Urticaria (Hives)
Urticaria — popularly known as hives — is one of the most common cutaneous reaction patterns, affecting 15–20% of the population at some point during their lifetime.
Definition & Classification
Urticaria presents as edematous wheals with pale centers and red borders, often intensely pruritic, with individual lesions typically transient (< 24 hours). It exists on a spectrum ranging from simple wheals to angioedema (deeper tissue swelling, present in ~40% of chronic cases).
| Type | Duration |
|---|
| Acute | < 6 weeks |
| Chronic | ≥ 6 weeks (often idiopathic) |
Chronic urticaria peaks in women in the 3rd–4th decade; acute urticaria is common in children with atopic dermatitis.
Clinical Image
Classic urticaria: raised, edematous wheals with erythematous borders demonstrating the Lewis triple response.
Pathophysiology
Local mast cell degranulation releases histamine and other mediators (bradykinin, kallikrein, slow-reacting substance of anaphylaxis), causing localized dermal edema from transvascular fluid extravasation.
Mechanisms:
- Immunologic: IgE-dependent (classic allergy), immune complex-mediated, complement/kinin-dependent, autoimmune (functional IgE autoantibodies)

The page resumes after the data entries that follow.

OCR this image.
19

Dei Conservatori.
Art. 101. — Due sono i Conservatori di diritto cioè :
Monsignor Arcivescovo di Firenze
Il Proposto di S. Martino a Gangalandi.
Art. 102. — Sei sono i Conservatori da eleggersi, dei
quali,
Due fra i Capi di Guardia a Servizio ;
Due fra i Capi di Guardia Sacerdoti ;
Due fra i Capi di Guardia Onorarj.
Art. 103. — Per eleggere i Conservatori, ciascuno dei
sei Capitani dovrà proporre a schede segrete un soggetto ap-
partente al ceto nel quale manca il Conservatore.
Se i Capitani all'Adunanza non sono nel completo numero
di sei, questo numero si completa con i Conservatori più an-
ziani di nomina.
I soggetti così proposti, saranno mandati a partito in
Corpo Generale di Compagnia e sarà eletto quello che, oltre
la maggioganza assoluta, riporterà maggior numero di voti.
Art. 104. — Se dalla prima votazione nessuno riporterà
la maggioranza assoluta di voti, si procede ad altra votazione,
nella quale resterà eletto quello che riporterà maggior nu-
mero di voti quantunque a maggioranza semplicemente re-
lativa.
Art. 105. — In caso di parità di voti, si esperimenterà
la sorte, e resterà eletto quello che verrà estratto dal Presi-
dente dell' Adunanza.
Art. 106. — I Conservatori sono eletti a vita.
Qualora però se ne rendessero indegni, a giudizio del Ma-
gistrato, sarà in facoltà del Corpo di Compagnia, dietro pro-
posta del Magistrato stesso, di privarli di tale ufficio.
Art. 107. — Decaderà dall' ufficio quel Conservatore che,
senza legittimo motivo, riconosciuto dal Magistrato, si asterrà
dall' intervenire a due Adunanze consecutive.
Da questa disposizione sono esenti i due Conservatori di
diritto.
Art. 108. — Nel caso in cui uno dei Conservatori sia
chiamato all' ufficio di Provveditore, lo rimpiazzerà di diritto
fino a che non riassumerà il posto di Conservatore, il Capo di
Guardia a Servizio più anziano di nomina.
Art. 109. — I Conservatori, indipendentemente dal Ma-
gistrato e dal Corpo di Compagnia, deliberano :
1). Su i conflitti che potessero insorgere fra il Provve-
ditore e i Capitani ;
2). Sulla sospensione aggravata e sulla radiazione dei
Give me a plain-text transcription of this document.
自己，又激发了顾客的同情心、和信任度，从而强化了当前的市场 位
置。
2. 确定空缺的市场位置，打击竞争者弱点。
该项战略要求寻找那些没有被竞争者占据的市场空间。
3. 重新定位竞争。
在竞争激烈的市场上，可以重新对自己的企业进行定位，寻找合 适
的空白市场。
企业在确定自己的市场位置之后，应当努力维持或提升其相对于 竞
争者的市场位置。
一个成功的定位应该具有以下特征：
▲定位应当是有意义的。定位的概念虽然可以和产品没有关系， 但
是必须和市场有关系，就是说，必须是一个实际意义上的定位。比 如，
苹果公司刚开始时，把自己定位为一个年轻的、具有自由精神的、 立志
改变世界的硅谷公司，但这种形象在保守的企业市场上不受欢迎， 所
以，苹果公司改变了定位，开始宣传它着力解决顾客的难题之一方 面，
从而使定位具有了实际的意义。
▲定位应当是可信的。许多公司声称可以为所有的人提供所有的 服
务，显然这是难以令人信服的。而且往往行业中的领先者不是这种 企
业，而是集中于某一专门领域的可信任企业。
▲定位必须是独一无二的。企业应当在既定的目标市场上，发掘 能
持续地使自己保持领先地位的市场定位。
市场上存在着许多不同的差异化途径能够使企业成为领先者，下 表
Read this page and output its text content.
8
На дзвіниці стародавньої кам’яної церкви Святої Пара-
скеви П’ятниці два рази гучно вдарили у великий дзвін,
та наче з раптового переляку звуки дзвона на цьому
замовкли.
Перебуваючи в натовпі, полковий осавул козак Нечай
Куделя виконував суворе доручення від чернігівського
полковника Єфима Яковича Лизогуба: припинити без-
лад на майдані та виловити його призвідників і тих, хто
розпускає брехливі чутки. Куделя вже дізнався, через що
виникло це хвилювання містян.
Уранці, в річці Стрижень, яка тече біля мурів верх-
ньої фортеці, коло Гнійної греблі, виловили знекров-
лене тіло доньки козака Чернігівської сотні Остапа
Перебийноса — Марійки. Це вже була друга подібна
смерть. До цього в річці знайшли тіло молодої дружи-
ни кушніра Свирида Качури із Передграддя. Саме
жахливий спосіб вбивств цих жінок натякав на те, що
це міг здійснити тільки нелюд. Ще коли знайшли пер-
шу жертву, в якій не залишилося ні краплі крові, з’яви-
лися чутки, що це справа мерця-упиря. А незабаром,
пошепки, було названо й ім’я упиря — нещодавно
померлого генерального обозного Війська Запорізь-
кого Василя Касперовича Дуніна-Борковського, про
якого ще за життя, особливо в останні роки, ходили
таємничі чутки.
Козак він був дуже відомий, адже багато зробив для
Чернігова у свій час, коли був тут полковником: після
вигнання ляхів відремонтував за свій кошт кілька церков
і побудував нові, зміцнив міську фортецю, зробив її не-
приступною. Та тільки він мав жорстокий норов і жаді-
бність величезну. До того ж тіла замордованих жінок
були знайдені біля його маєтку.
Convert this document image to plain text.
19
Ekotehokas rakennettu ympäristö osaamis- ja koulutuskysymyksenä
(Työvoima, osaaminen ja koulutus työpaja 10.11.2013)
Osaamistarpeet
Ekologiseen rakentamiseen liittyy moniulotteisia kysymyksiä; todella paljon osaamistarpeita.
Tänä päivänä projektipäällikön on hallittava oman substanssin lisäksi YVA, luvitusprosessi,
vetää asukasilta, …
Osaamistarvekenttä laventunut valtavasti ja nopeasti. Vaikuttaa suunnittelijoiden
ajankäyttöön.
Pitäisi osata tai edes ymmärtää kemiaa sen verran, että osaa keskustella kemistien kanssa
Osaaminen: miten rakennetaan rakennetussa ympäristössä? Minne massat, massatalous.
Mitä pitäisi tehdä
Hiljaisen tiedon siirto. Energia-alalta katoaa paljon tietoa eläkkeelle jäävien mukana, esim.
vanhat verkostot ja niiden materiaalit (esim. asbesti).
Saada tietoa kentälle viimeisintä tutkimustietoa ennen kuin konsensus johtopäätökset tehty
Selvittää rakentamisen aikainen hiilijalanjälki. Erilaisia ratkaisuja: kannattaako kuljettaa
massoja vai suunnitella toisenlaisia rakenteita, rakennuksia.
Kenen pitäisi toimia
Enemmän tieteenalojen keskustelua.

- Nonimmunologic: Direct mast cell degranulation by drugs or foods (aspirin, NSAIDs, opioids, strawberries, lobster)
Common Triggers
| Category | Examples |
|---|
| Drugs | Penicillin (most common), aspirin, NSAIDs, opioids |
| Foods | Seafood, tree nuts, eggs, shellfish |
| Infections | Rhinovirus, hepatitis, mononucleosis, coxsackievirus, Candida, parasites |
| Contact | Animal dander/saliva, latex, cosmetics, plants |
| Physical stimuli | Cold, heat, pressure, sunlight, exercise |
Special Physical Subtypes
- Cold urticaria – triggered by cold exposure; may be associated with cryoglobulinemia, syphilis, or connective tissue disease. Treat with antihistamines 30–60 min before cold exposure.
- Cholinergic urticaria – triggered by exercise, heat, emotional stress. Lesions are tiny (1–3 mm) with extensive erythematous flare. May cause nausea, abdominal pain, or headache.
- Solar urticaria – confined to sun-exposed skin; clears rapidly when light stimulus removed.
Differential Diagnosis
- Drug eruption / exanthems
- Erythema multiforme
- Erythema marginatum
- Urticarial vasculitis (lesions persist > 24 h, associated with systemic symptoms, hypocomplementemia)
- Juvenile rheumatoid arthritis
Treatment
Step-wise approach (EAACI/JAACI guidelines):
- Remove the trigger (when identifiable)
- Non-sedating H1 antihistamines (first-line): cetirizine, fexofenadine, loratadine
- Dose can be up-titrated up to 4× in chronic urticaria
- Add H2 blocker (e.g., ranitidine/famotidine) if H1 alone insufficient
- Short course corticosteroids (prednisone/dexamethasone) for moderate–severe or recurrent episodes (14–21 days with taper; chronic use not recommended)
- Refractory chronic urticaria:
- Omalizumab (anti-IgE monoclonal antibody) — approved since 2014 for CSU ≥12 years
- Cyclosporine — effective for severe refractory cases
- Dupilumab — FDA-approved April 2025 for CSU ≥12 years unresponsive to antihistamines (promising especially in patients with comorbid atopic disease)
Recent Evidence
A 2025 network meta-analysis (
PMID 40663028) compared biologics and systemic immunomodulatory agents for chronic urticaria, providing updated ranking of treatment options. A 2024 systematic review (
PMID 38420865) reviewed acute urticaria treatment specifically.